Selbstverständlich ist den deutschen Mainstream-Medien auch nichts davon bekannt, dass viele Tote des 7. Oktober auf das Konto der israelischen Armee und nicht der Hamas gehen dürften. Sowenig die grausame Realität in Gaza angemessen dargestellt wird, sosehr wird immer wieder betont, wie furchtbar doch dieser Angriff gewesen sei. Dafür wurden die israelischen Pläne, die Tunnel in Gaza zu fluten, was zwangsläufig den Tod auch der Gefangenen zur Folge hätte, dargestellt, als wäre so etwas völlig normal und vernünftig.
Diese kleine Änderung der Sprachregelung, die in der Berichterstattung jetzt aus Demonstranten Terroristen oder zumindest Anhänger von Terroristen macht und nur dazu dient, genau die Grundrechtsverletzungen, die das Hamburger Verwaltungsgericht moniert hat, geradezu als logisch und unverzichtbar darzustellen und implizit dem Gericht vorzuwerfen, Terrorismus zu fördern, ist der Beleg dafür, dass sich die offizielle deutsche Position mitnichten in Richtung Einsicht bewegt.
Selbst wenn Bundesaußenministerin Annalena Baerbock inzwischen ab und zu das israelische Blutbad ein wenig kritisiert, weil der Rest der Welt mit Entsetzen auf den israelischen Furor blickt, es wird eisern so getan, als wären die Rollen von Gut und Böse so verteilt, wie man es gerne hätte. Nicht einmal die Sonderregelung für den Waffenexport nach Israel wurde aufgehoben.
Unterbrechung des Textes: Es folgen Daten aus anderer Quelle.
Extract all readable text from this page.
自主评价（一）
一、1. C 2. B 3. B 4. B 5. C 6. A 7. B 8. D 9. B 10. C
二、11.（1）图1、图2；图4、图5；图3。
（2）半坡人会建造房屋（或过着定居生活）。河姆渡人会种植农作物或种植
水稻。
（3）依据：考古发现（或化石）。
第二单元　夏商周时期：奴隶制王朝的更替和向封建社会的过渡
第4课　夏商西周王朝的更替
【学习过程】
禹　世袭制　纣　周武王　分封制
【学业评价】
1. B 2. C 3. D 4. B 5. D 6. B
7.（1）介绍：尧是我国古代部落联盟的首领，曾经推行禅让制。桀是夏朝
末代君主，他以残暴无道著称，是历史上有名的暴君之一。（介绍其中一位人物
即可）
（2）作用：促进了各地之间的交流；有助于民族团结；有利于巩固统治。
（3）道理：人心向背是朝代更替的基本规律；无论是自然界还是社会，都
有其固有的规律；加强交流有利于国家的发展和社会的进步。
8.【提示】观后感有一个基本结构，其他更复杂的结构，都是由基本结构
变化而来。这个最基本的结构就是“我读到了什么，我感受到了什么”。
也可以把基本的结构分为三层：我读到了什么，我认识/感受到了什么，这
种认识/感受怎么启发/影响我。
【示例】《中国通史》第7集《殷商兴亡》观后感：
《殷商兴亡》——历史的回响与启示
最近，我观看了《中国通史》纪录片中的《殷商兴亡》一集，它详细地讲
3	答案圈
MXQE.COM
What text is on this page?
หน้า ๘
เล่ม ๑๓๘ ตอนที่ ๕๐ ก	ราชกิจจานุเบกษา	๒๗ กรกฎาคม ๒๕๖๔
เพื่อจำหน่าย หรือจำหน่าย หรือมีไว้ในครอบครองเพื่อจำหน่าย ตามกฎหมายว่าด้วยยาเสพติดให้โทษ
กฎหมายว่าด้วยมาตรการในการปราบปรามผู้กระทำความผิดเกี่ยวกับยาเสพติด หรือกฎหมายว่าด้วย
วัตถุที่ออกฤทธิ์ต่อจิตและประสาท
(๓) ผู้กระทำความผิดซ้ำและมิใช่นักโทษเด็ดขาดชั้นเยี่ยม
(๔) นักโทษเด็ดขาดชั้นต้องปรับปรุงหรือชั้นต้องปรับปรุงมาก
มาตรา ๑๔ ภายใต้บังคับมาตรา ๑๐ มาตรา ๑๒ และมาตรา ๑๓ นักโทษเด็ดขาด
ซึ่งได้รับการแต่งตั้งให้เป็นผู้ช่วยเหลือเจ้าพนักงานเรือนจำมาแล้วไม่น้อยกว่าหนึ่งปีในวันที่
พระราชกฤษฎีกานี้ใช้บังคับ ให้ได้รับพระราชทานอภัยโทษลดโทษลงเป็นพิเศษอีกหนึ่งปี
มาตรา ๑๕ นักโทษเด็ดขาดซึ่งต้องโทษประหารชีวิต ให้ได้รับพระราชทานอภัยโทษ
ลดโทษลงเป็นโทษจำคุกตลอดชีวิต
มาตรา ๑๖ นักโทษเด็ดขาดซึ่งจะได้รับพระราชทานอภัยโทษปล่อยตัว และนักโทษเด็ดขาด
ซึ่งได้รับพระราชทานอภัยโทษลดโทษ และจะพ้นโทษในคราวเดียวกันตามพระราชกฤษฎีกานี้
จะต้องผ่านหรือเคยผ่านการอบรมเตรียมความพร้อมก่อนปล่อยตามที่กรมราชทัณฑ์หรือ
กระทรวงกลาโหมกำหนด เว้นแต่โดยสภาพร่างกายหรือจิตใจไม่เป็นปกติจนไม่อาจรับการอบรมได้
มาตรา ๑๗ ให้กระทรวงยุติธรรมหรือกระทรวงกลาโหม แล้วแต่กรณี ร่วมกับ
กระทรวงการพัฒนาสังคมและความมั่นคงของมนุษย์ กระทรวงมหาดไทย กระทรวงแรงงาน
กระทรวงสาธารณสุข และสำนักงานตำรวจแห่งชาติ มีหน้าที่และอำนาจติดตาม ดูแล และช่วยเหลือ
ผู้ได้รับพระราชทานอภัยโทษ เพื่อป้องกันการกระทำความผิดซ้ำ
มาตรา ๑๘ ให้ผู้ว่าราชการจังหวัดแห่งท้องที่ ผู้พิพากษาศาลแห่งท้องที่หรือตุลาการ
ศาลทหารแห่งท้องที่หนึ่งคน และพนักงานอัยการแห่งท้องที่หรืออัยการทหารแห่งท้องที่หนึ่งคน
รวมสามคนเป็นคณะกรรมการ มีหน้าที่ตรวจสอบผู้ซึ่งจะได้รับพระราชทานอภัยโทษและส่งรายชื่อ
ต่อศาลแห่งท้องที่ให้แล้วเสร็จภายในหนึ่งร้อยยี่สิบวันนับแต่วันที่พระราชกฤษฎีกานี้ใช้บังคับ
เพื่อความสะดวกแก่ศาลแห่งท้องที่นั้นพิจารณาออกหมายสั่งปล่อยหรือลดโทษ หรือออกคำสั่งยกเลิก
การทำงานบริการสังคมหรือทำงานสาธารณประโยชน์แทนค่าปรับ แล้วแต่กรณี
Und nachdem schon vor einigen Wochen bekannt wurde, wie genau die öffentlich-rechtlichen Sender ihren Beschäftigten die Formulierungen vorschreiben, kann man sich auch in diesem Fall eine entsprechende Rundmail vorstellen: „Achtung – bitte die Formulierung ‚pro-palästinensische Demonstration‘ nicht verwenden, anstelle dessen bitte ‚Pro-Hamas-Demonstration‘.“ Wetten?